Ça a débuté comme ça

Ça a débuté comme ça. Moi, j'avais jamais rien dit. Rien. C'est Arthur Ganate qui m'a fait parler. Arthur, un étudiant, un carabin lui aussi, un camarade. On se rencontre donc place Clichy. C'était après le déjeuner. Il veut me parler. Je l'écoute. « Restons pas dehors ! qu'il me dit. Rentrons ! » Je rentre avec lui. Voilà. « Cette terrasse, qu'il commence, c'est pour les œufs à la coque ! Viens par ici ! » Alors, on remarque encore qu'il n'y avait personne dans les rues, à cause de la chaleur ; pas de voitures, rien.
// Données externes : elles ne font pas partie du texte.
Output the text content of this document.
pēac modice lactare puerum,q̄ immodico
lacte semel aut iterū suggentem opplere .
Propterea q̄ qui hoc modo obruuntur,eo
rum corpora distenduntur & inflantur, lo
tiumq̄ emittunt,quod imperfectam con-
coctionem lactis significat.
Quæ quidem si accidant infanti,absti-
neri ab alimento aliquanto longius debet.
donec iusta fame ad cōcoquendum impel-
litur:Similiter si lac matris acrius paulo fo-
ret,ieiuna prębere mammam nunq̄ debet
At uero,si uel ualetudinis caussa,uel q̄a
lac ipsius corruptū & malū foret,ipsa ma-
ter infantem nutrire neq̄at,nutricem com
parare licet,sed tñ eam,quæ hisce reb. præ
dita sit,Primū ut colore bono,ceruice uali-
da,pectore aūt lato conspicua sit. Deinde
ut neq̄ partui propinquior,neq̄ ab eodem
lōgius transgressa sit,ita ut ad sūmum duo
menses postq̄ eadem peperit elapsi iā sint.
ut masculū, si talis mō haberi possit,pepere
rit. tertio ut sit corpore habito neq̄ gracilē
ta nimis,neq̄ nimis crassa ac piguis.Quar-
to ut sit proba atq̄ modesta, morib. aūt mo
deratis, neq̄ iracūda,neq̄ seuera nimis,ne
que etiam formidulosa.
Quand il fait très froid, non plus, il n'y a personne dans les rues ; c'est lui, même que je m'en souviens, qui m'avait dit à ce propos : « Les gens de Paris ont l'air toujours d'être occupés, mais en fait, ils se promènent du matin au soir ; la preuve, c'est que lorsqu'il ne fait pas bon à se promener, trop froid ou trop chaud, on ne les voit plus ; ils sont tous dedans à prendre des cafés crème et des bocks. C'est ainsi ! Siècle de vitesse ! qu'ils disent. Où ça ? Grands changements ! qu'ils racontent. Comment ça ? Rien n'est changé en vérité. Ils continuent à s'admirer et c'est tout. Et ça n'est pas nouveau non plus. Des mots, et encore pas beaucoup, même parmi les mots, qui sont changés ! Deux ou trois par-ci, par-là, des petits... » Bien fiers alors d'avoir fait sonner ces vérités utiles, on est demeurés là assis, ravis, à regarder les dames du café.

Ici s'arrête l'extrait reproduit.